Pop-up di Luca Carboni è il tipico disco che metà dei pezzi li ascolteresti in loop per giorni e giorni. E l’altra metà, un po’ meno. Pop-up contiene una serie di brani immediati con ritornelli incisivi e di facile ascolto, radiofonicamente perfetti: Luca lo stesso (singolo apripista che ha dato un’impronta più che pop al disco), Milano (dal testo che richiama all’attenzione e con un finale inaspettato: “Così ho invidiato la gente che vive a Milano e le forme di vita di un pianeta lontano, e chi ha perso tempo per capire il mondo, e chi ha perso tutto per capirsi a fondo”) e Bologna è una regola (scritto con Alessandro Raina degli Amor Fou, si concentra sulle certezze della vita e la sua città non poteva restar fuori dalla lista). Se a questi si aggiungono Dieci minuti (“Nel tempo che tu ti prepari io potrei fare tutto il giro dei viali, oppure bucare e con la ruota di scorta uscire a Modena Nord”) ed Epico, due brani differenti tra loro ma che meglio di altri raccontano il contrasto tra il Luca degli anni ’90 e il Luca di oggi, il cerchio delle canzoni con una marcia in più, probabilmente, si chiude.

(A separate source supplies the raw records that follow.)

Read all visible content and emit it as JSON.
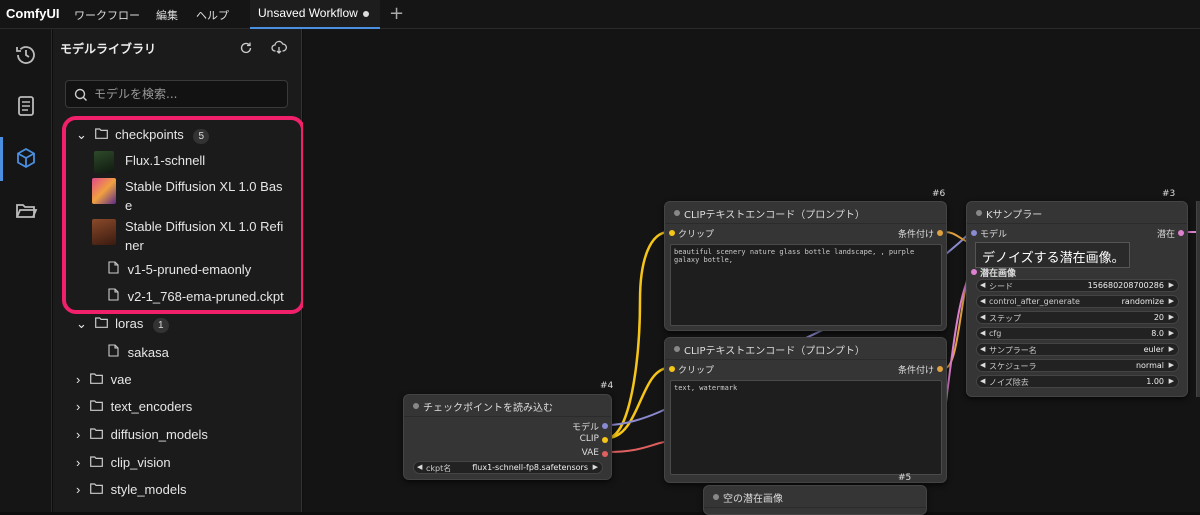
{
  "topbar": {
    "logo": "ComfyUI",
    "menu": [
      "ワークフロー",
      "編集",
      "ヘルプ"
    ],
    "tab_label": "Unsaved Workflow"
  },
  "iconbar": [
    "history-icon",
    "document-icon",
    "cube-icon",
    "folder-open-icon"
  ],
  "panel": {
    "title": "モデルライブラリ",
    "search_placeholder": "モデルを検索..."
  },
  "tree": {
    "checkpoints": {
      "label": "checkpoints",
      "count": "5"
    },
    "items": [
      "Flux.1-schnell",
      "Stable Diffusion XL 1.0 Base",
      "Stable Diffusion XL 1.0 Refiner",
      "v1-5-pruned-emaonly",
      "v2-1_768-ema-pruned.ckpt"
    ],
    "item_lines": {
      "sdxl_base_1": "Stable Diffusion XL 1.0 Bas",
      "sdxl_base_2": "e",
      "sdxl_ref_1": "Stable Diffusion XL 1.0 Refi",
      "sdxl_ref_2": "ner"
    },
    "loras": {
      "label": "loras",
      "count": "1"
    },
    "lora_items": [
      "sakasa"
    ],
    "folders": [
      "vae",
      "text_encoders",
      "diffusion_models",
      "clip_vision",
      "style_models"
    ]
  },
  "nodes": {
    "clip1": {
      "id": "#6",
      "title": "CLIPテキストエンコード（プロンプト）",
      "in": "クリップ",
      "out": "条件付け",
      "text": "beautiful scenery nature glass bottle landscape, , purple galaxy bottle,"
    },
    "clip2": {
      "id": "",
      "title": "CLIPテキストエンコード（プロンプト）",
      "in": "クリップ",
      "out": "条件付け",
      "text": "text, watermark"
    },
    "ksampler": {
      "id": "#3",
      "title": "Kサンプラー",
      "in_model": "モデル",
      "out": "潜在",
      "in_latent": "潜在画像",
      "widgets": [
        {
          "label": "シード",
          "value": "156680208700286"
        },
        {
          "label": "control_after_generate",
          "value": "randomize"
        },
        {
          "label": "ステップ",
          "value": "20"
        },
        {
          "label": "cfg",
          "value": "8.0"
        },
        {
          "label": "サンプラー名",
          "value": "euler"
        },
        {
          "label": "スケジューラ",
          "value": "normal"
        },
        {
          "label": "ノイズ除去",
          "value": "1.00"
        }
      ]
    },
    "ckpt": {
      "id": "#4",
      "title": "チェックポイントを読み込む",
      "out_model": "モデル",
      "out_clip": "CLIP",
      "out_vae": "VAE",
      "widget_label": "ckpt名",
      "widget_value": "flux1-schnell-fp8.safetensors"
    },
    "latent": {
      "id": "#5",
      "title": "空の潜在画像"
    }
  },
  "tooltip": "デノイズする潜在画像。"
}
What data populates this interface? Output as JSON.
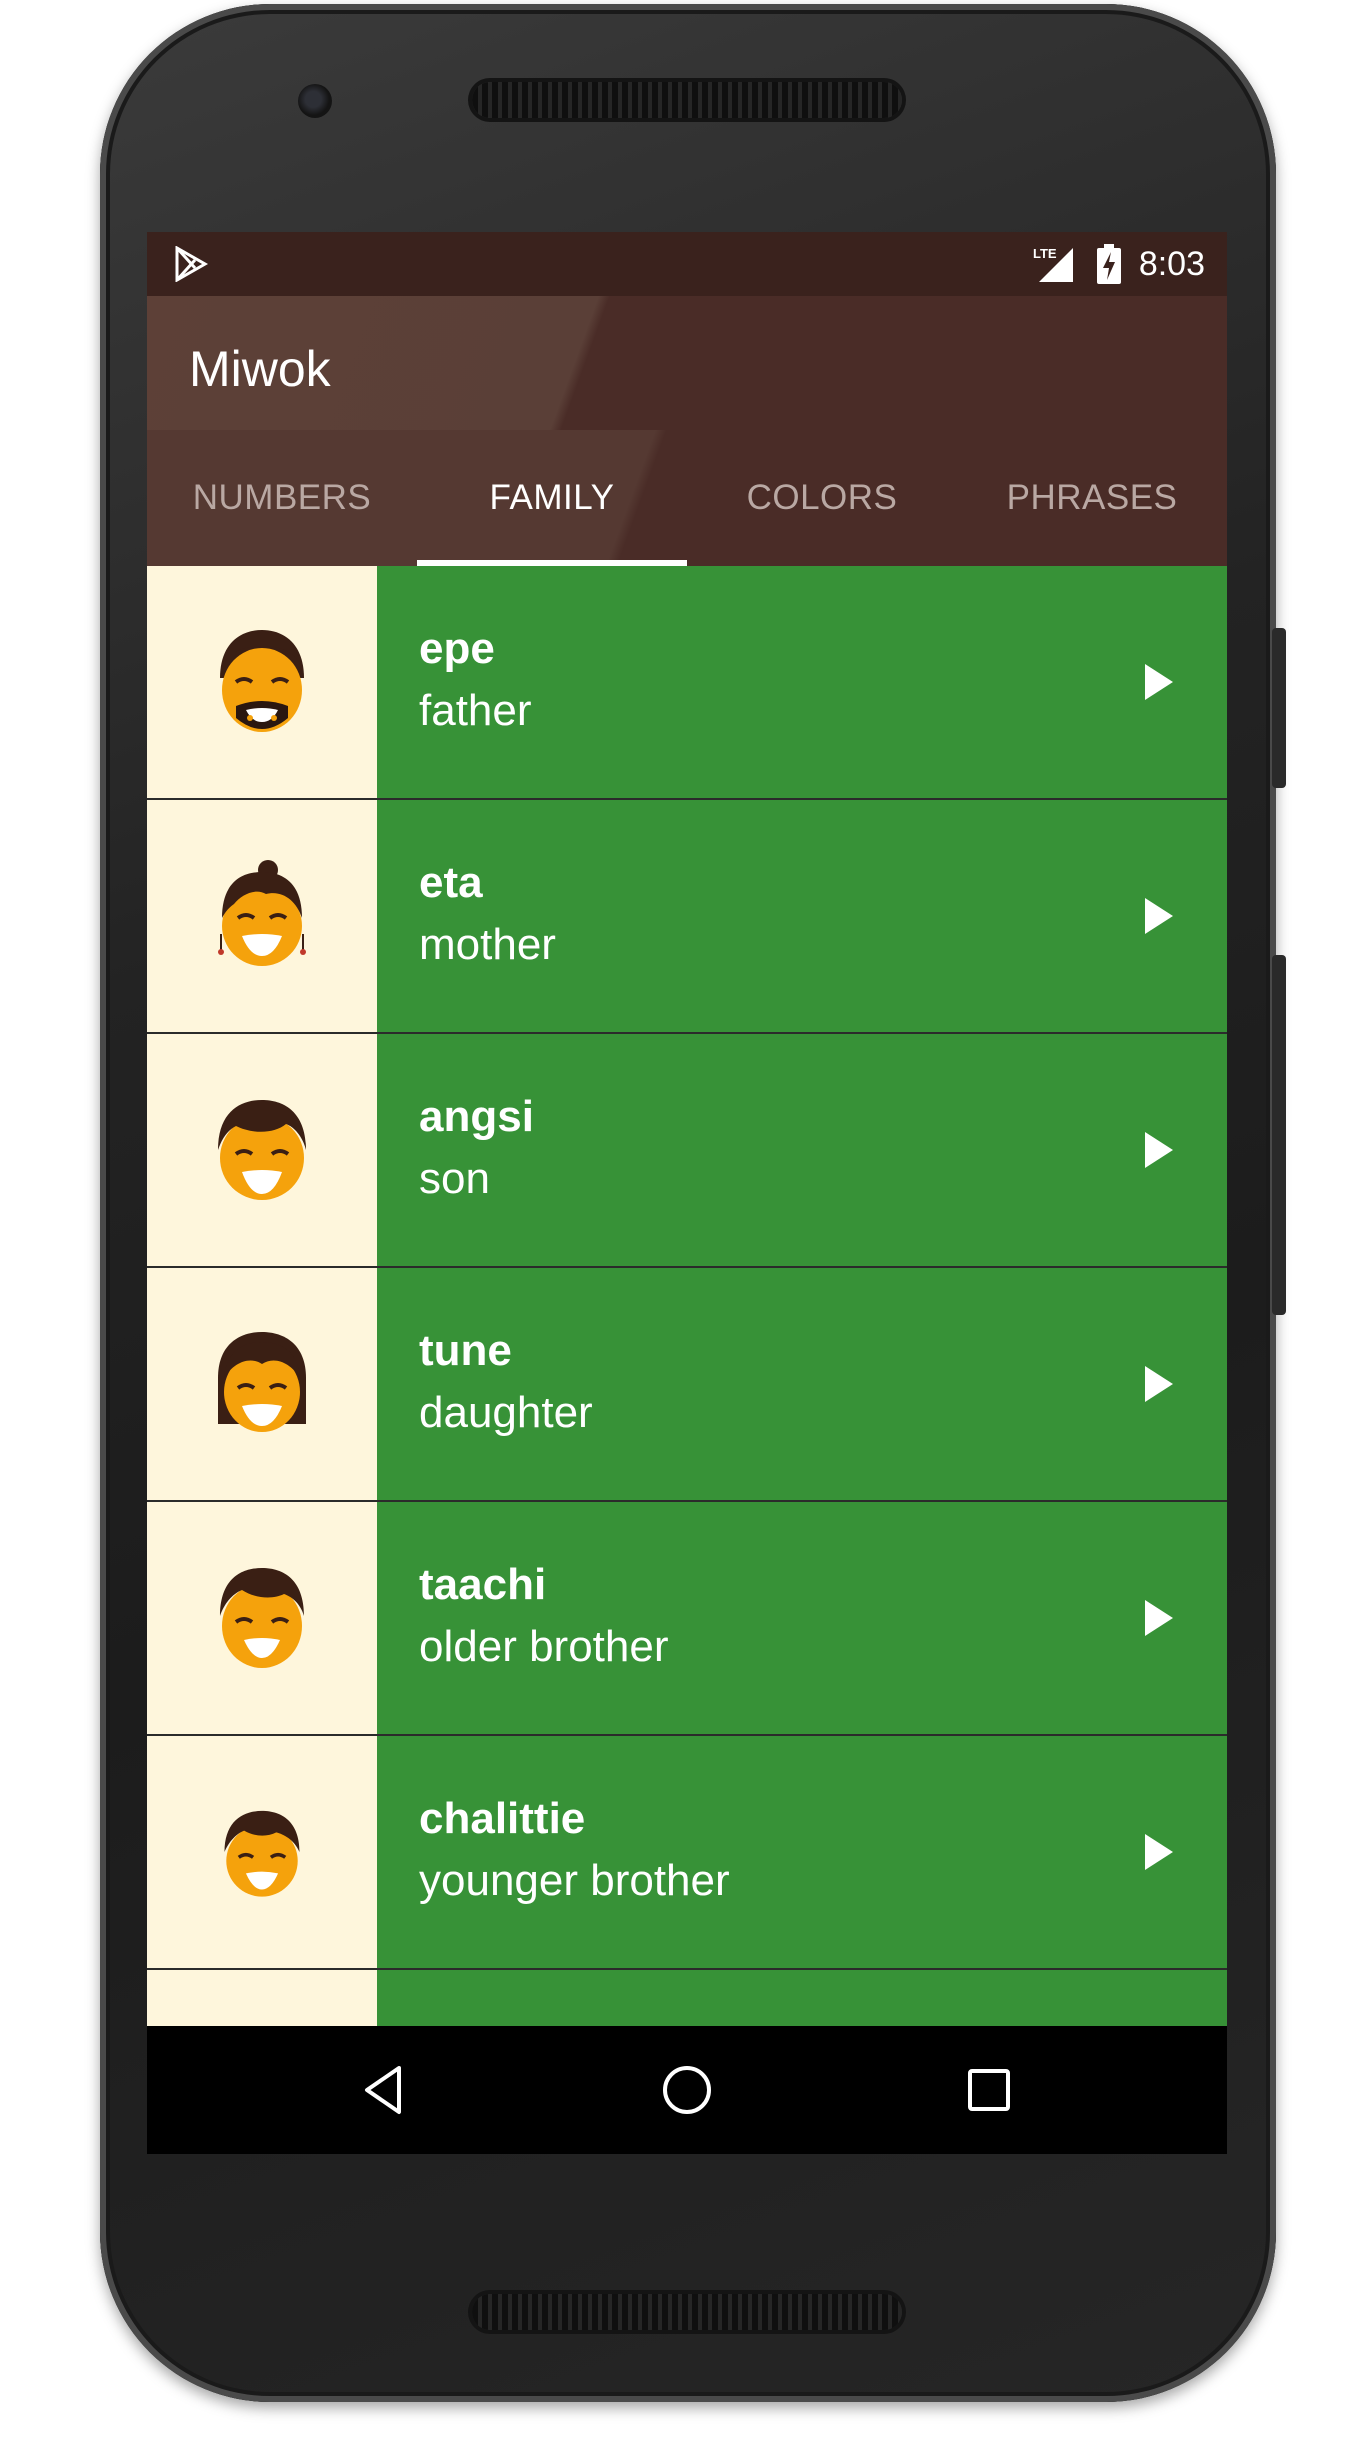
{
  "status_bar": {
    "network": "LTE",
    "time": "8:03"
  },
  "app": {
    "title": "Miwok"
  },
  "tabs": [
    {
      "label": "NUMBERS",
      "active": false
    },
    {
      "label": "FAMILY",
      "active": true
    },
    {
      "label": "COLORS",
      "active": false
    },
    {
      "label": "PHRASES",
      "active": false
    }
  ],
  "list": {
    "items": [
      {
        "miwok": "epe",
        "english": "father",
        "icon": "father-face-icon"
      },
      {
        "miwok": "eta",
        "english": "mother",
        "icon": "mother-face-icon"
      },
      {
        "miwok": "angsi",
        "english": "son",
        "icon": "son-face-icon"
      },
      {
        "miwok": "tune",
        "english": "daughter",
        "icon": "daughter-face-icon"
      },
      {
        "miwok": "taachi",
        "english": "older brother",
        "icon": "older-brother-face-icon"
      },
      {
        "miwok": "chalittie",
        "english": "younger brother",
        "icon": "younger-brother-face-icon"
      }
    ]
  },
  "colors": {
    "app_bar": "#5d4037",
    "list_background": "#379237",
    "avatar_background": "#fef6dc",
    "face": "#f5a20c",
    "hair": "#3a1f14"
  }
}
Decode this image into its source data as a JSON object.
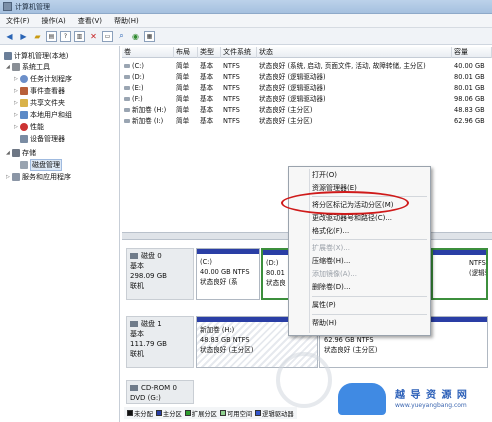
{
  "window": {
    "title": "计算机管理"
  },
  "menu": [
    "文件(F)",
    "操作(A)",
    "查看(V)",
    "帮助(H)"
  ],
  "toolbar": {
    "icons": [
      "back-icon",
      "forward-icon",
      "up-folder-icon",
      "show-tree-icon",
      "help-icon",
      "properties-icon",
      "delete-icon",
      "open-icon",
      "search-icon",
      "refresh-icon",
      "export-icon"
    ]
  },
  "tree": {
    "root": "计算机管理(本地)",
    "system_tools": "系统工具",
    "task_scheduler": "任务计划程序",
    "event_viewer": "事件查看器",
    "shared_folders": "共享文件夹",
    "local_users": "本地用户和组",
    "performance": "性能",
    "device_manager": "设备管理器",
    "storage": "存储",
    "disk_management": "磁盘管理",
    "services_apps": "服务和应用程序"
  },
  "volume_columns": [
    "卷",
    "布局",
    "类型",
    "文件系统",
    "状态",
    "容量"
  ],
  "volumes": [
    {
      "name": "(C:)",
      "layout": "简单",
      "type": "基本",
      "fs": "NTFS",
      "status": "状态良好 (系统, 启动, 页面文件, 活动, 故障转储, 主分区)",
      "capacity": "40.00 GB"
    },
    {
      "name": "(D:)",
      "layout": "简单",
      "type": "基本",
      "fs": "NTFS",
      "status": "状态良好 (逻辑驱动器)",
      "capacity": "80.01 GB"
    },
    {
      "name": "(E:)",
      "layout": "简单",
      "type": "基本",
      "fs": "NTFS",
      "status": "状态良好 (逻辑驱动器)",
      "capacity": "80.01 GB"
    },
    {
      "name": "(F:)",
      "layout": "简单",
      "type": "基本",
      "fs": "NTFS",
      "status": "状态良好 (逻辑驱动器)",
      "capacity": "98.06 GB"
    },
    {
      "name": "新加卷 (H:)",
      "layout": "简单",
      "type": "基本",
      "fs": "NTFS",
      "status": "状态良好 (主分区)",
      "capacity": "48.83 GB"
    },
    {
      "name": "新加卷 (I:)",
      "layout": "简单",
      "type": "基本",
      "fs": "NTFS",
      "status": "状态良好 (主分区)",
      "capacity": "62.96 GB"
    }
  ],
  "disks": {
    "disk0": {
      "name": "磁盘 0",
      "type": "基本",
      "size": "298.09 GB",
      "state": "联机"
    },
    "disk1": {
      "name": "磁盘 1",
      "type": "基本",
      "size": "111.79 GB",
      "state": "联机"
    },
    "cdrom": {
      "name": "CD-ROM 0",
      "type": "DVD (G:)"
    }
  },
  "partitions": {
    "c": {
      "title": "(C:)",
      "size": "40.00 GB NTFS",
      "status": "状态良好 (系"
    },
    "d": {
      "title": "(D:)",
      "size": "80.01",
      "status": "状态良"
    },
    "f": {
      "size": "NTFS",
      "status": "(逻辑驱"
    },
    "h": {
      "title": "新加卷 (H:)",
      "size": "48.83 GB NTFS",
      "status": "状态良好 (主分区)"
    },
    "i": {
      "size": "62.96 GB NTFS",
      "status": "状态良好 (主分区)"
    }
  },
  "legend": [
    "未分配",
    "主分区",
    "扩展分区",
    "可用空间",
    "逻辑驱动器"
  ],
  "legend_colors": [
    "#111111",
    "#2a3ea5",
    "#2f9d2f",
    "#8fd08f",
    "#3355cc"
  ],
  "context_menu": {
    "open": "打开(O)",
    "explorer": "资源管理器(E)",
    "mark_active": "将分区标记为活动分区(M)",
    "change_letter": "更改驱动器号和路径(C)...",
    "format": "格式化(F)...",
    "extend": "扩展卷(X)...",
    "shrink": "压缩卷(H)...",
    "add_mirror": "添加镜像(A)...",
    "delete": "删除卷(D)...",
    "properties": "属性(P)",
    "help": "帮助(H)"
  },
  "watermark": {
    "name": "越 导 资 源 网",
    "url": "www.yueyangbang.com"
  }
}
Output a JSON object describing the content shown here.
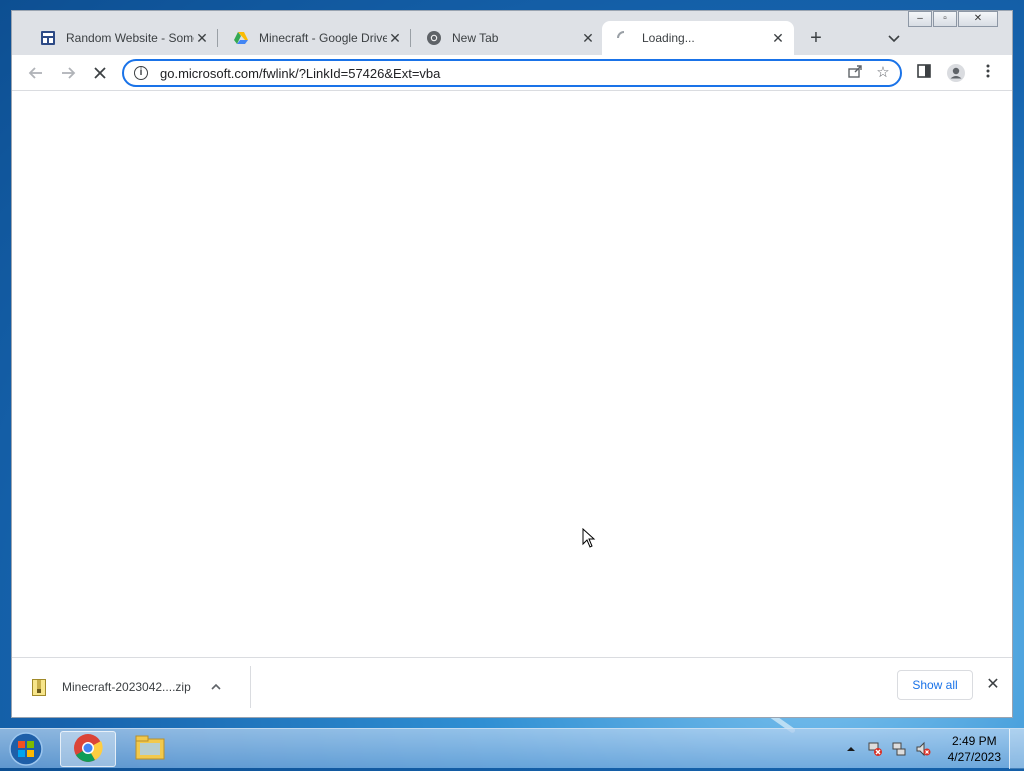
{
  "browser": {
    "tabs": [
      {
        "title": "Random Website - Some",
        "favicon": "website-icon",
        "active": false
      },
      {
        "title": "Minecraft - Google Drive",
        "favicon": "google-drive-icon",
        "active": false
      },
      {
        "title": "New Tab",
        "favicon": "chrome-icon",
        "active": false
      },
      {
        "title": "Loading...",
        "favicon": "loading-spinner-icon",
        "active": true
      }
    ],
    "new_tab_label": "+",
    "window_controls": {
      "minimize": "–",
      "maximize": "▫",
      "close": "✕"
    },
    "address_bar": {
      "url": "go.microsoft.com/fwlink/?LinkId=57426&Ext=vba"
    },
    "toolbar_icons": [
      "back-icon",
      "forward-icon",
      "stop-loading-icon",
      "info-icon",
      "share-icon",
      "bookmark-star-icon",
      "side-panel-icon",
      "profile-icon",
      "menu-icon"
    ]
  },
  "download_bar": {
    "file_name": "Minecraft-2023042....zip",
    "show_all_label": "Show all",
    "close_label": "✕"
  },
  "taskbar": {
    "apps": [
      "start-orb-icon",
      "chrome-icon",
      "file-explorer-icon"
    ],
    "tray_icons": [
      "show-hidden-icons",
      "action-center-flag-icon",
      "network-icon",
      "volume-muted-icon"
    ],
    "clock": {
      "time": "2:49 PM",
      "date": "4/27/2023"
    }
  },
  "colors": {
    "accent": "#1a73e8",
    "tabstrip": "#dee1e6"
  }
}
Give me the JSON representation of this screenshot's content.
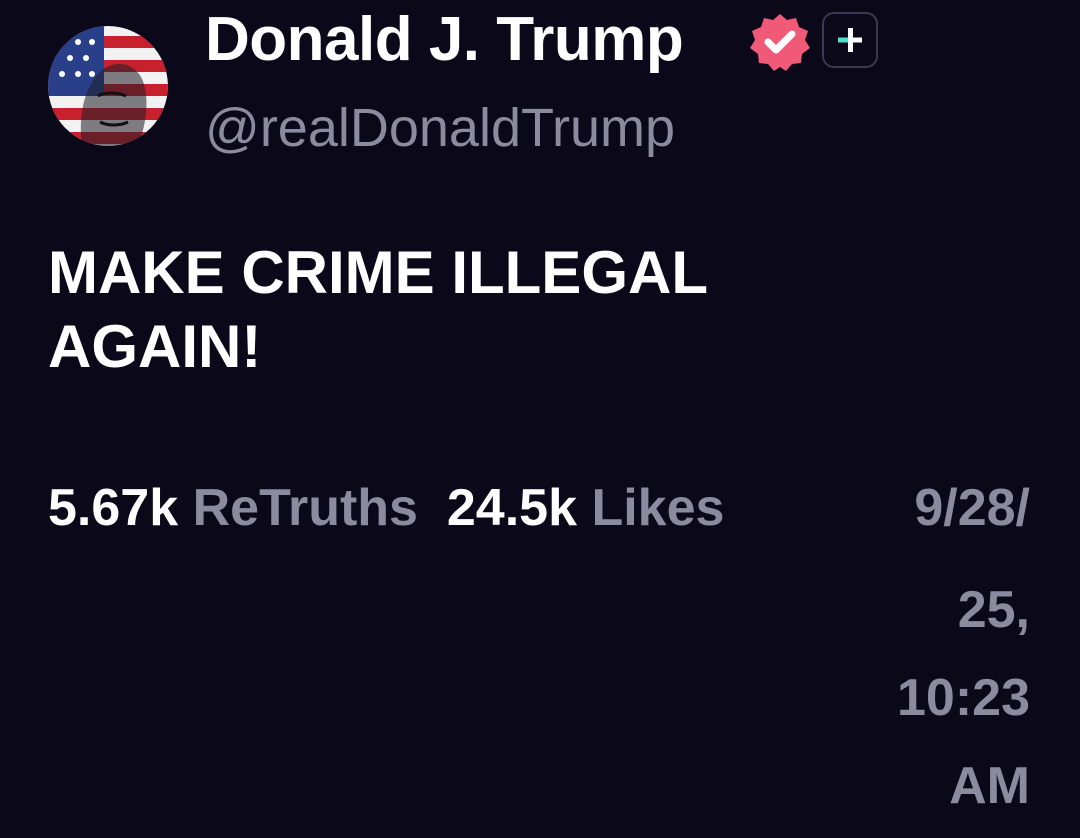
{
  "author": {
    "display_name": "Donald J. Trump",
    "handle": "@realDonaldTrump",
    "verified_icon": "verified-badge-icon",
    "verified_color": "#f05a78",
    "plus_icon": "plus-icon",
    "plus_accent": "#4fe0c8"
  },
  "post": {
    "line1": "MAKE CRIME ILLEGAL",
    "line2": "AGAIN!"
  },
  "stats": {
    "retruths_count": "5.67k",
    "retruths_label": "ReTruths",
    "likes_count": "24.5k",
    "likes_label": "Likes"
  },
  "timestamp": {
    "line1": "9/28/",
    "line2": "25,",
    "line3": "10:23",
    "line4": "AM"
  },
  "colors": {
    "background": "#0b0819",
    "muted_text": "#8c8a9e"
  }
}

Gli altri pezzi, nonostante il piglio pop, risultano un po’ più anonimi nella composizione musicale, molto più validi nei testi. Ci sono le meditazioni personali (Happy e Chiedo scusa, quest´ultima liberamente tratta da una poesia della Premio Nobel polacca Wislawa Szymborska), riflessioni sulla religione (Dio in cosa crede), e sull´amore (La nostra strada, Invincibili).
La sensazione è che, comunque, il colpo di Pop-up sia stato vincente. Come sono stati vincenti alcuni dei suoi pezzi più famosi. E il consiglio da ascoltatore seriale di musica italiana è proprio quello di procedere con il “nuovo” senza mai abbandonare un po’ di “vecchio”, prediligere il concetto concreto a quello astratto. E regalare parole. Che è da sempre l’attività prediletta del cantautore bolognese.